Malcolm Gladwell Dispels The Myth of Platonic Content
In our digital age, content overload has morphed from claustrophobia-inducing stacks of papers to perpetually-refreshing news feeds and ever-populating inboxes.
Yes, content overload has gone digital, but that doesn’t make it any less daunting; there’s an existential eeriness to feeling overwhelmed by a digital deluge. And that feeling isn’t reserved just for the consumers of digital content, but for the marketers who are creating and curating it as well.
The Content Marketing Collision Course
For some perspective on our vast increases in content production, Google CEO Eric Schmidt estimated that we now create as much information in two days’ time as we did from the dawn of mankind through 2003.
That estimate came in 2010, so who knows how much our information creation has escalated since then. Just looking at the Google Trends results for “content marketing” and “content shock,” it does seem that the two are on a collision course.
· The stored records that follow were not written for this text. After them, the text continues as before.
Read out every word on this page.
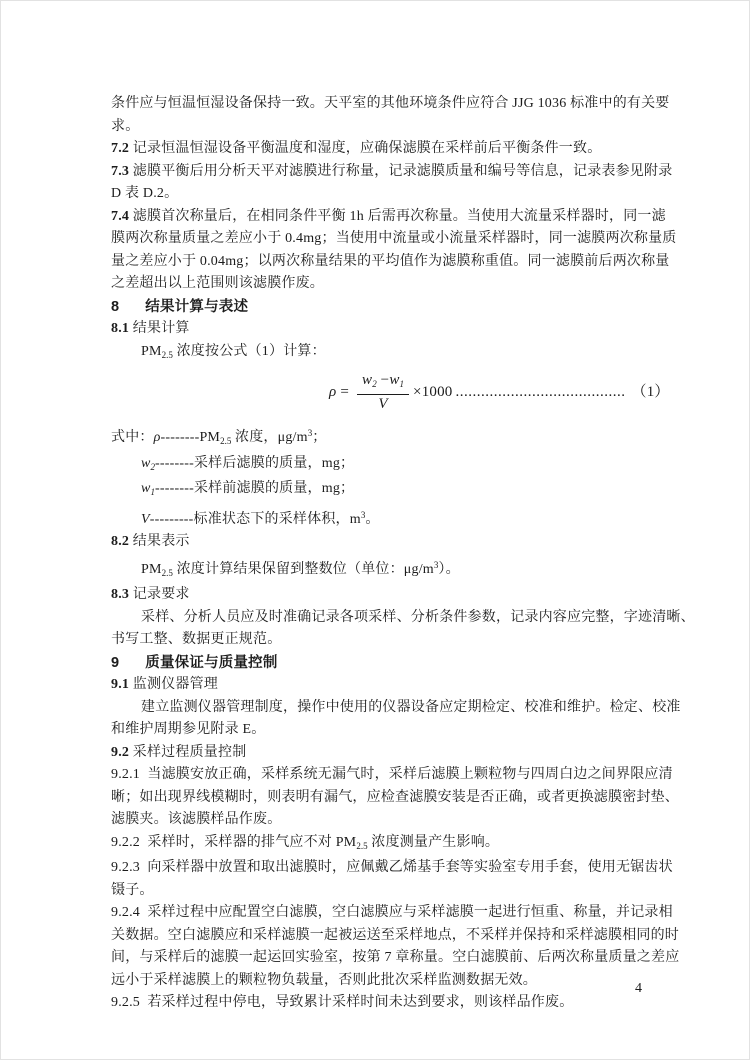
条件应与恒温恒湿设备保持一致。天平室的其他环境条件应符合 JJG 1036 标准中的有关要
求。
7.2 记录恒温恒湿设备平衡温度和湿度，应确保滤膜在采样前后平衡条件一致。
7.3 滤膜平衡后用分析天平对滤膜进行称量，记录滤膜质量和编号等信息，记录表参见附录
D 表 D.2。
7.4 滤膜首次称量后，在相同条件平衡 1h 后需再次称量。当使用大流量采样器时，同一滤
膜两次称量质量之差应小于 0.4mg；当使用中流量或小流量采样器时，同一滤膜两次称量质
量之差应小于 0.04mg；以两次称量结果的平均值作为滤膜称重值。同一滤膜前后两次称量
之差超出以上范围则该滤膜作废。
8 结果计算与表述
8.1 结果计算
$PM_{2.5}$ 浓度按公式（1）计算：
$\rho = \frac{w_2 -w_1}{V} \times 1000$ ........................................ （1）
式中：$\rho--------PM_{2.5}$ 浓度，$\mu g/m^3$；
$w_2--------$采样后滤膜的质量，mg；
$w_1--------$采样前滤膜的质量，mg；
V---------标准状态下的采样体积，$m^3$。
8.2 结果表示
$PM_{2.5}$ 浓度计算结果保留到整数位（单位：$\mu g/m^3$）。
8.3 记录要求
采样、分析人员应及时准确记录各项采样、分析条件参数，记录内容应完整，字迹清晰、
书写工整、数据更正规范。
9 质量保证与质量控制
9.1 监测仪器管理
建立监测仪器管理制度，操作中使用的仪器设备应定期检定、校准和维护。检定、校准
和维护周期参见附录 E。
9.2 采样过程质量控制
9.2.1  当滤膜安放正确，采样系统无漏气时，采样后滤膜上颗粒物与四周白边之间界限应清
晰；如出现界线模糊时，则表明有漏气，应检查滤膜安装是否正确，或者更换滤膜密封垫、
滤膜夹。该滤膜样品作废。
9.2.2  采样时，采样器的排气应不对 $PM_{2.5}$ 浓度测量产生影响。
9.2.3  向采样器中放置和取出滤膜时，应佩戴乙烯基手套等实验室专用手套，使用无锯齿状
镊子。
9.2.4  采样过程中应配置空白滤膜，空白滤膜应与采样滤膜一起进行恒重、称量，并记录相
关数据。空白滤膜应和采样滤膜一起被运送至采样地点，不采样并保持和采样滤膜相同的时
间，与采样后的滤膜一起运回实验室，按第 7 章称量。空白滤膜前、后两次称量质量之差应
远小于采样滤膜上的颗粒物负载量，否则此批次采样监测数据无效。
9.2.5  若采样过程中停电，导致累计采样时间未达到要求，则该样品作废。
4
Content Marketing: Interest Over Time
Content Shock: Interest Over Time
That’s the argument put forward by marketing consultant and BusinessesGrow blogger Mark Schaefer. Earlier this year, Schaefer amplified the debate about the intersection of content marketing and content shock with his viral post Content Shock: Why content marketing is not a sustainable strategy.
In his original post (and several follow-ups) Schaefer argues that there will come a time when digital content production will so outpace our ability (even our technologically-assisted ability) to consume content, that content marketing will become un-economical.
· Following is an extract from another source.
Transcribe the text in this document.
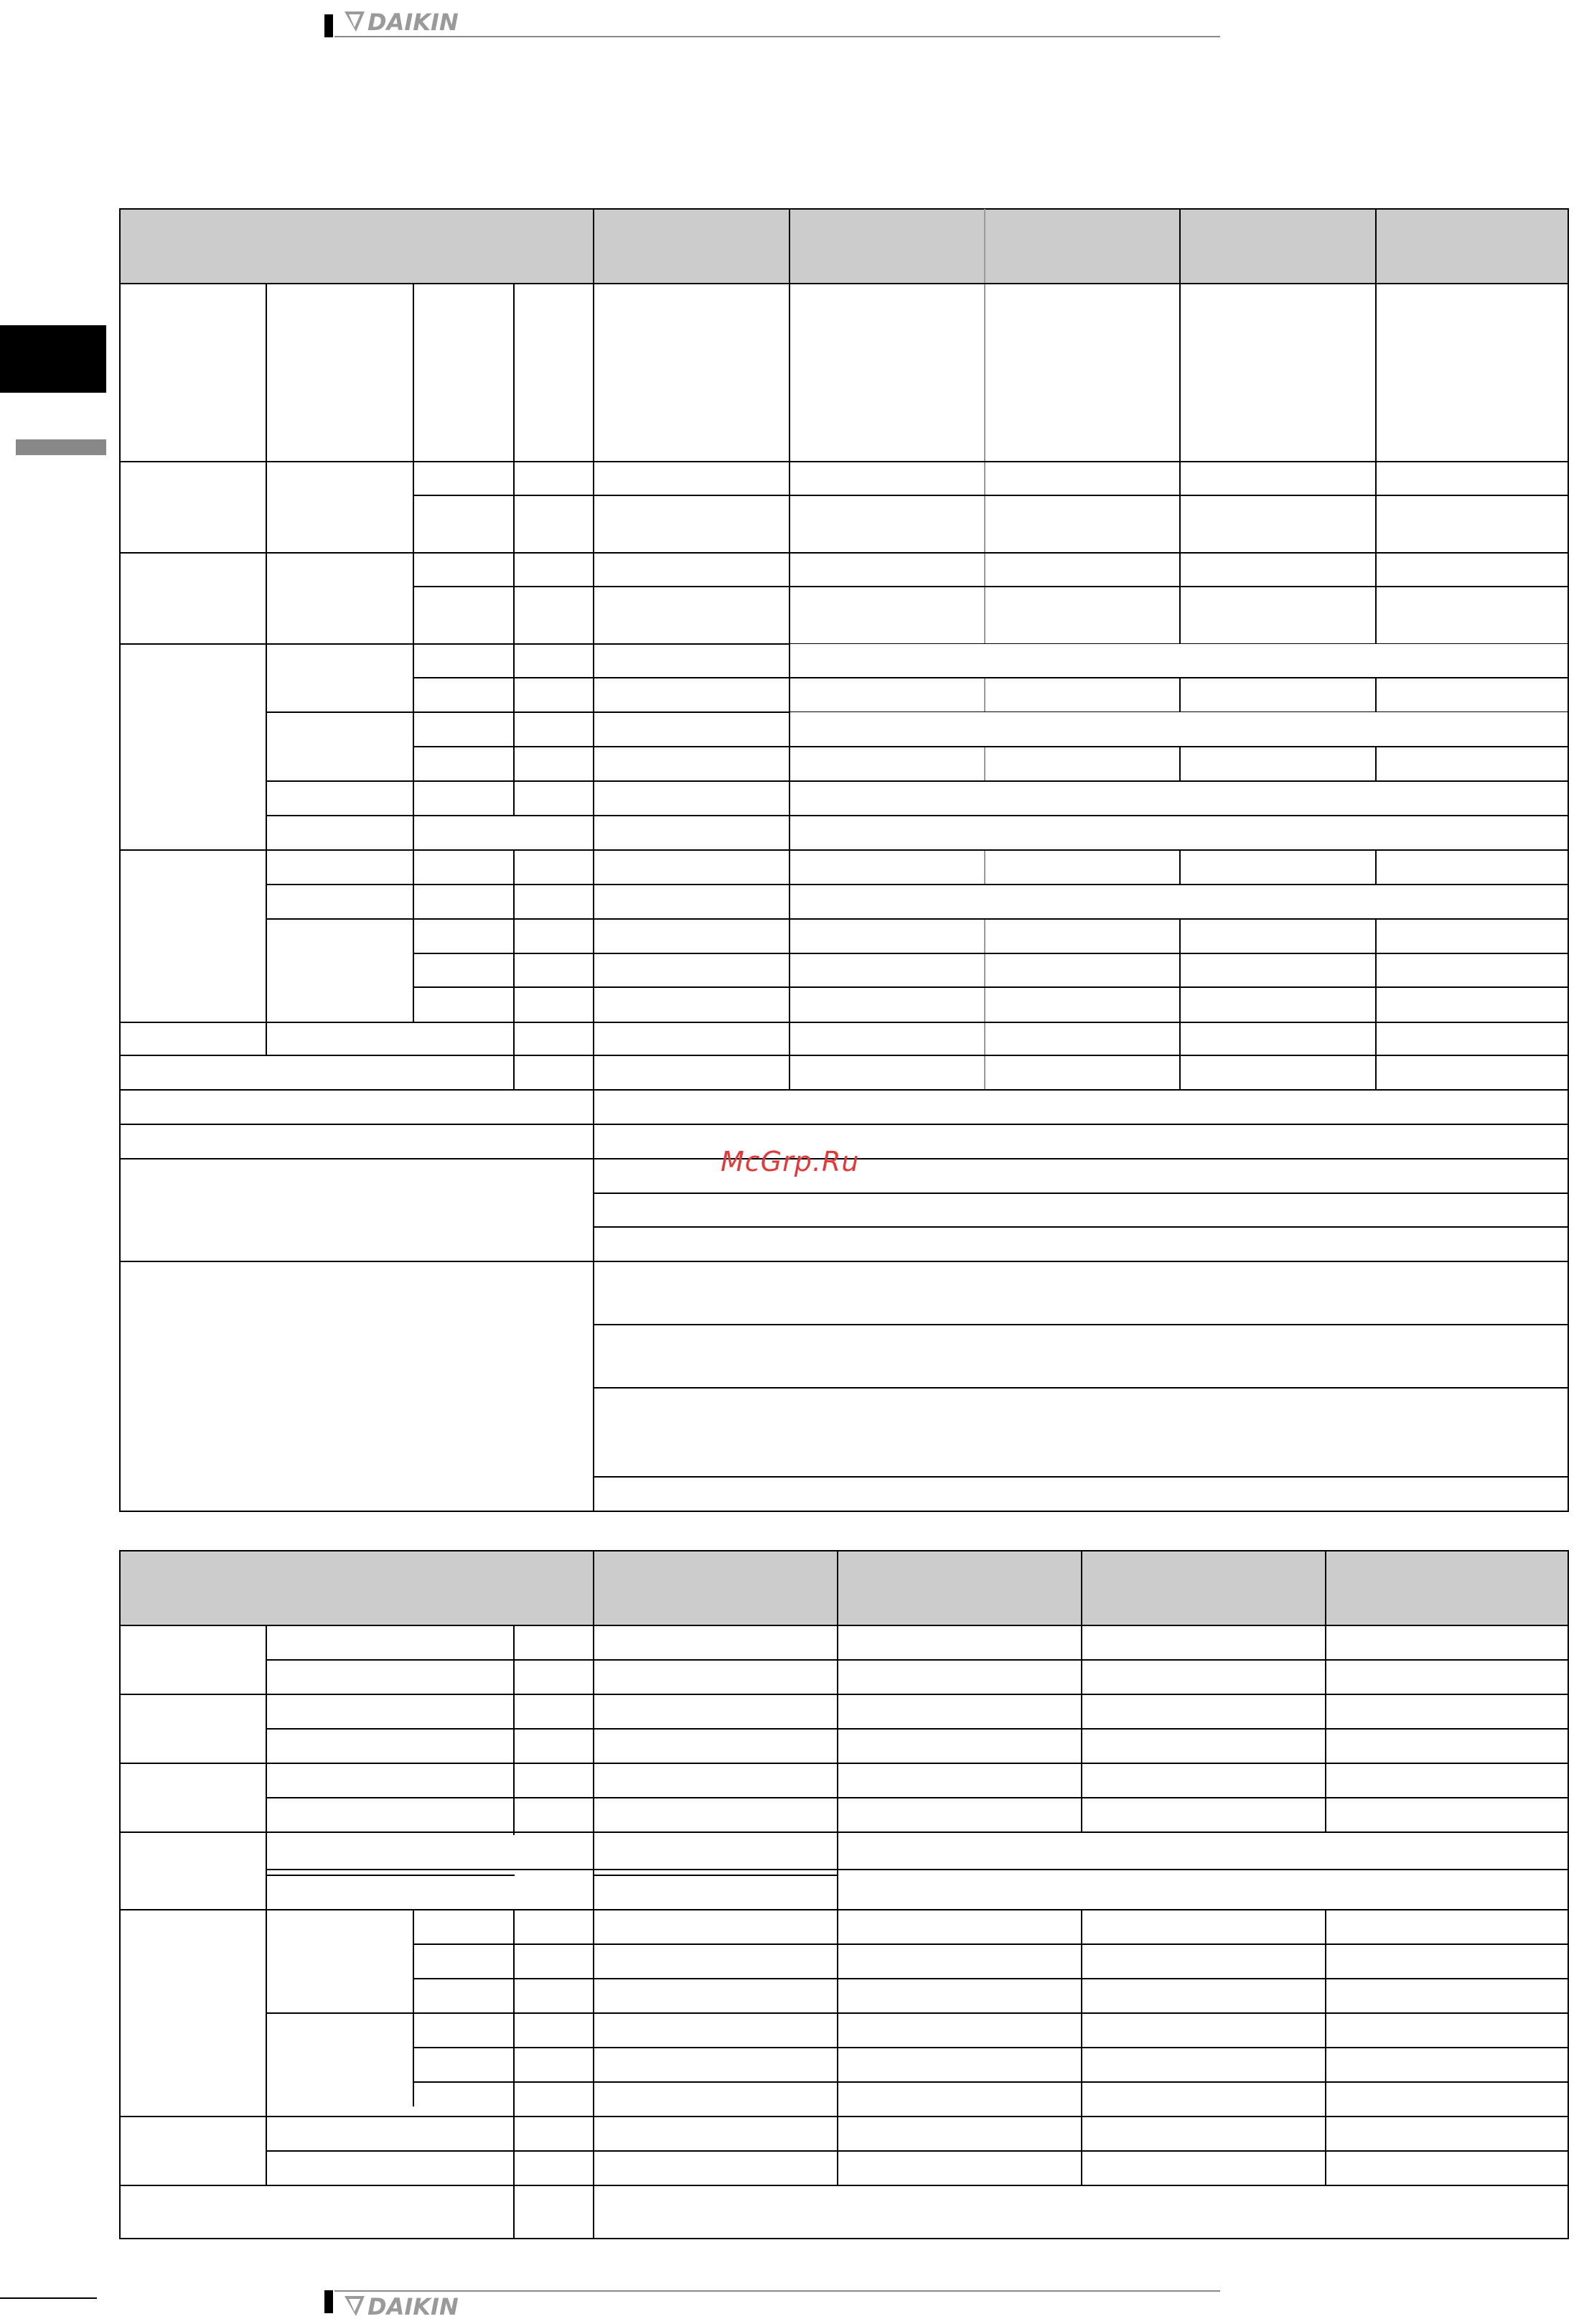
DAIKIN
McGrp.Ru
DAIKIN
So in this environment of escalating content production and an equally escalating sense of content overload, are we entering a period of content marketing shock?
We are creating more digital content than ever before on more platforms than ever before, while simultaneously complaining about the difficulty of cutting through the noise.
It’s the same breed of cognitive dissonance employed on a daily basis by every commuter. We are all guilty of jumping on the content marketing train and complaining about how crowded it is, without acknowledging that we are, in fact, a part of the crowd.
So, what’s a content marketer to do?
Well, there might be some who will sit around and wait for Ray Kurzweil to swoop in with a content consumption singularity solution. And there’s certainly some hope on that front.
Technological advances are continually creating new ways to accelerate our content-consumption capabilities, like Nick D’Aloisio‘s Yahoo-acquired summarization tool, Summly.
Then there’s Boston-based startup Spritz, which has introduced the latest in speed-reading technology designed to accelerate our on-the-go reading speed from 250 to 500 words a minute.
Go ahead, give it a try:
But beyond just producing content as usual and waiting for consumers’ technologically-assisted reading abilities to catch up, a more proactive content marketer will keep one thing in mind: effective content creation is based on the strategic segmentation of your target audience.
There may be a lot of talk about viral content these days, but there is no ultimate piece of content that will suit the masses.
As Malcolm Gladwell put it in his TED Talk “Choice, happiness and spaghetti sauce,” there is no “Platonic dish” that can make everyone happy, no “ultimate” spaghetti sauce that will please all eaters.
In fact, Gladwell notes that the food industry fundamentally changed their approach to consumer happiness by letting go of the ideal of universal tastes and embracing taste clusters.
Pasta sauce giant Prego, in Gladwell’s example, was able to make vast gains on its competitor, Ragu, by producing varieties of spaghetti sauce — like spicy and extra-chunky — rather than focusing on perfecting their original flavor.
Gladwell’s spaghetti sauce lesson can apply to content marketers too, particularly amidst the current content shock fervor.
Rather than feeling paralyzed by the sea of digital content we’re all competing against, embrace and cater to the taste clusters within your own target audience.
Give Malcolm Gladwell’s TED Talk a view, and let go of the myth of Platonic content.